Citadelle conquise

Citadelle conquise

prince-of-persia

Dernièrement, les barricades de ma sérénité ont été irrémédiablement attaquées, pas si tragiquement comme les mots que j’ornerais laisseraient entendre, mais pas suffisamment rassurant comme mon sourire travesti laisserait croire aussi. Les maux ne sont ils pas naturellement amplifiés dans les mots ? Cependant, aucune peine ne trouvera sa juste description quand le cœur enveloppant une plaie profonde qui refuse de cicatriser, se referme mal.

Je ne me rappelle pas être arrivée dans le passé à détester mon existence et le cœur en être relevé en dégout au point de vouloir en finir. Je ne nourris pas d’idées suicidaires, et j’espère ne pas en avoir, pourtant je voudrais que ça soit fini, que je ne sois pas seule, mais que tout le monde périsse. J’aurais aimé me glisser paisiblement sous mes draps et faire un doux rêve qui me ramènerait ce sourire qu’on trouvera immobilisé sur ma face au réveil quand je ne serais qu’un corps sans âme. Mais je ne voudrais pas que face à la mort je sois seule, qui me dirait alors si là aussi je n’aurais pas été à la hauteur !!

Je lis déjà des étonnements, et moi la dame aux ondes jusque là positives je donne aux esprits qui les ont manifestés raison. J’entends d’ici certaines langues conspuer mon égocentrisme sans limite et je ne pourrais me défendre. Ne paraitrais je pas sans hardiesse pour ne pas m’offrir cette mort que je désire voir planer sur tout l’univers ?

Plus courageux que tous les courageux, celui qui s’affirme lâche ; et dépourvu d’altruisme celui qui n’arrive même pas à s’aimer soi même. J’ai en moi les vices de ces vertus et les qualités de ces défauts. Je ne reconnais pas ma lâcheté, autrement je serais courageuse, et ne me culpabilisez pas d’égoïsme, je ne m’aime guère.

En prenant de l’âge, je comprends ce que je ressentais enfant : face à mes épreuves j’avais tout simplement ce trac de vouloir la perfection et craindre rater la chance d’exceller. J’avais, chaque année, un objectif et je jouais tant bien que mal ces intrigues de ma road movie. Depuis longtemps, je ne dessine plus d’objectifs que je voudrais atteindre, et là j’avoue mon échec. Ceux qui risquent la vie pour la survie sont encore plus déterminés que je ne le suis actuellement. Je cherche la paix de mon âme et elle ne vient pas et c’est d’abstinence de la vie que j’erre dans la vie.
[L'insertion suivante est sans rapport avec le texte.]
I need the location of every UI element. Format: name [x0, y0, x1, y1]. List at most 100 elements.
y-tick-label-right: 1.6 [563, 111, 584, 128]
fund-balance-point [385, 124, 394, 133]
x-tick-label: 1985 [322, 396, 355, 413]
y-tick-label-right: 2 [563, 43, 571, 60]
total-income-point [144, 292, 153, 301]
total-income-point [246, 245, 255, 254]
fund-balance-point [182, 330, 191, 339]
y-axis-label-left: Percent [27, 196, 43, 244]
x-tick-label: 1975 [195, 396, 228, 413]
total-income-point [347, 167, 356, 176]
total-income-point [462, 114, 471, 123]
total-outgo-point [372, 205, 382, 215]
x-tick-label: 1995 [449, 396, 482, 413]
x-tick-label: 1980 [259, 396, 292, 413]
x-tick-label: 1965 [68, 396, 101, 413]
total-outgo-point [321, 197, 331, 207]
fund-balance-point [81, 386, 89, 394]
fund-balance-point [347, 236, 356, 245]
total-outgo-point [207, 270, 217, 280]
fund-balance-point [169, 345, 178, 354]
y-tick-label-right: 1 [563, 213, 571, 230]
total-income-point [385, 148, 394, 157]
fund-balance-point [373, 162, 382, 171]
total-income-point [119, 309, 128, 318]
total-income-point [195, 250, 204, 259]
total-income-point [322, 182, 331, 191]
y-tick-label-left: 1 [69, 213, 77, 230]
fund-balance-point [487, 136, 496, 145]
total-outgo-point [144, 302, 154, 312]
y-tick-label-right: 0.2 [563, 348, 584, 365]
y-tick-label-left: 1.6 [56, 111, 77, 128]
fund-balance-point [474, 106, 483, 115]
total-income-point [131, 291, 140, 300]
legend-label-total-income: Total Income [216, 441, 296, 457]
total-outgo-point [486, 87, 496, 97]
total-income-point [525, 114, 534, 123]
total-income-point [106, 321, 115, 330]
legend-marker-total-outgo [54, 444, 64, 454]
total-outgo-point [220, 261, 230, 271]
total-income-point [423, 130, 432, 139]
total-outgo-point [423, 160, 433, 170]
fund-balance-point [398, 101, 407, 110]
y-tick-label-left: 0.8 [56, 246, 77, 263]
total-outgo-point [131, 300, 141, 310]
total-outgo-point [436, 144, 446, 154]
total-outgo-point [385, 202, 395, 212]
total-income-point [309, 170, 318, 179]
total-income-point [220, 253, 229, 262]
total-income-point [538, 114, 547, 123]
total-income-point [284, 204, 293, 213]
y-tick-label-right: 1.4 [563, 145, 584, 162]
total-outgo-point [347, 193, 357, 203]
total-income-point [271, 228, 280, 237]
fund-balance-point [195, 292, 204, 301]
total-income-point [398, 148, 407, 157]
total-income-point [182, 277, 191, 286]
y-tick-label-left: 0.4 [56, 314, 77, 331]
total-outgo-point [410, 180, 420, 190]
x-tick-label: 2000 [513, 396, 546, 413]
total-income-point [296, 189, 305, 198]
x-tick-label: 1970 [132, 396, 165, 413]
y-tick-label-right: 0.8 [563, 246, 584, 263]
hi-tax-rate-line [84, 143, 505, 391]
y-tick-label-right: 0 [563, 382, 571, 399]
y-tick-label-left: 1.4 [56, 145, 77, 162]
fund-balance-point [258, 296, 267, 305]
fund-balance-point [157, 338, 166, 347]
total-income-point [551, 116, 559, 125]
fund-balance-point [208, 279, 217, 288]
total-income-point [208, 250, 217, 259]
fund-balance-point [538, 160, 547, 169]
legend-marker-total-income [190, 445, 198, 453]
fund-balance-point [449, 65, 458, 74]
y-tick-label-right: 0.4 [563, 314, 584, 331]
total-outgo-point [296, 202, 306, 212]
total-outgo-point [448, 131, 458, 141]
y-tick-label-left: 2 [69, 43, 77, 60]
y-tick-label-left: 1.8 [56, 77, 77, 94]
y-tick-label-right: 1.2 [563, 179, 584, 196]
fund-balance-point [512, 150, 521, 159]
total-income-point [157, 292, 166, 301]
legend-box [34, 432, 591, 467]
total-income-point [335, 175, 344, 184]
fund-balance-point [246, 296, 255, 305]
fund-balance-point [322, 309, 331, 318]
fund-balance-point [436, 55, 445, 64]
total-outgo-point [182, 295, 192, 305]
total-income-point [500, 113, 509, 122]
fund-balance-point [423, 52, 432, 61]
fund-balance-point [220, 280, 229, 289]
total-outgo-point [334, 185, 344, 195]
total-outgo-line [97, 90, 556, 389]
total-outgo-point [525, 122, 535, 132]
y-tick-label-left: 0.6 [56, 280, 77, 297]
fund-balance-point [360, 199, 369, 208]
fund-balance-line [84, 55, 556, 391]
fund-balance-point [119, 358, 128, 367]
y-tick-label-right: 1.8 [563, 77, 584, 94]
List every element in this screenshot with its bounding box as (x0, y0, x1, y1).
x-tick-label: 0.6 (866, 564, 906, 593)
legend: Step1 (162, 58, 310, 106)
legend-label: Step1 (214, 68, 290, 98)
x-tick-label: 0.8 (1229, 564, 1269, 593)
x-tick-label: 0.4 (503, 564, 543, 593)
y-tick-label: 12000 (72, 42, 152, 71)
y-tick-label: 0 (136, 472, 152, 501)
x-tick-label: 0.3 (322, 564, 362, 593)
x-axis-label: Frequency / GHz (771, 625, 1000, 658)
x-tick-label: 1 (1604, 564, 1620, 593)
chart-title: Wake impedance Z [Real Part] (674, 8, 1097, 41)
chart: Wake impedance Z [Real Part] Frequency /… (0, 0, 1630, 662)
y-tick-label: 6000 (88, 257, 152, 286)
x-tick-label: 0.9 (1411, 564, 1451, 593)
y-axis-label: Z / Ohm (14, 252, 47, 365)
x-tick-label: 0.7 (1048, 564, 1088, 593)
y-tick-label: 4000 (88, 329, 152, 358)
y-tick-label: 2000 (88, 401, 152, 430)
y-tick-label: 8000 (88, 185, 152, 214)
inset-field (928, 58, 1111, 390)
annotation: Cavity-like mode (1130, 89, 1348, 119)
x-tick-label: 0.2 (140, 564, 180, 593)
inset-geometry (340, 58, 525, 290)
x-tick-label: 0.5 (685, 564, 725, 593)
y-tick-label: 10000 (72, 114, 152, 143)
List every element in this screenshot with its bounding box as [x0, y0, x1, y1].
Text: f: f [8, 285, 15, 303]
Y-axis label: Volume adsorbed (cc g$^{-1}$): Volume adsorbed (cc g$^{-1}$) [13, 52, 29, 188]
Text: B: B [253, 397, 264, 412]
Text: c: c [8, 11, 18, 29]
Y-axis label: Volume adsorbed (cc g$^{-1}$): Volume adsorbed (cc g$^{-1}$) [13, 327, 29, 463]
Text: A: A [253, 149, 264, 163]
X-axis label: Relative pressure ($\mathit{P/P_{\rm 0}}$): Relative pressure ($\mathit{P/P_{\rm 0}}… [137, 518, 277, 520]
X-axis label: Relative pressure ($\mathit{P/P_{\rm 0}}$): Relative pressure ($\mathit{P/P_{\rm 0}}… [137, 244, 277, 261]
Permettez-moi de vous demander de la réflexion pour étudier de près et sérieusement ce qui suivrait en interrogation : pourquoi existons-nous sur cette terre ? Je me suis mise à l’examen et pris plus de temps que ce que je vous demanderais d’y consacrer, mais la réponse ne venait pas.

Je croyais que parce que chacun de nous aurait une mission à accomplir dans la place où il se tient, dans l’espace où il opère, mais Excusez moi mon Dieu, si je n’avais pas retenu la leçon. Je préfère être une mauvaise élève congédiée de Ton cours que maladroite messagère.

En famille, je m’épuise à prendre continuellement place dans cette spirale de rejet familial. Nous vivons l’incohésion par excellence, et ça me manquait le temps où admirablement nous étions heureux, parce qu’il est malheureux de constater que nous sommes devenus malheureux. Dû à quoi, je l’ignore. Je sais seulement que si lamentable je me vois, c’est parce que je suis la victime d’une éducation scrupuleuse, victime de leurs débats interminables. Je suis victime de leur union. J’ai rejoint dernièrement ce club d’hérétiques à qui comme il fut impossible de concerter pour leurs propres naissances décident de ne pas infliger le même sort aux descendants.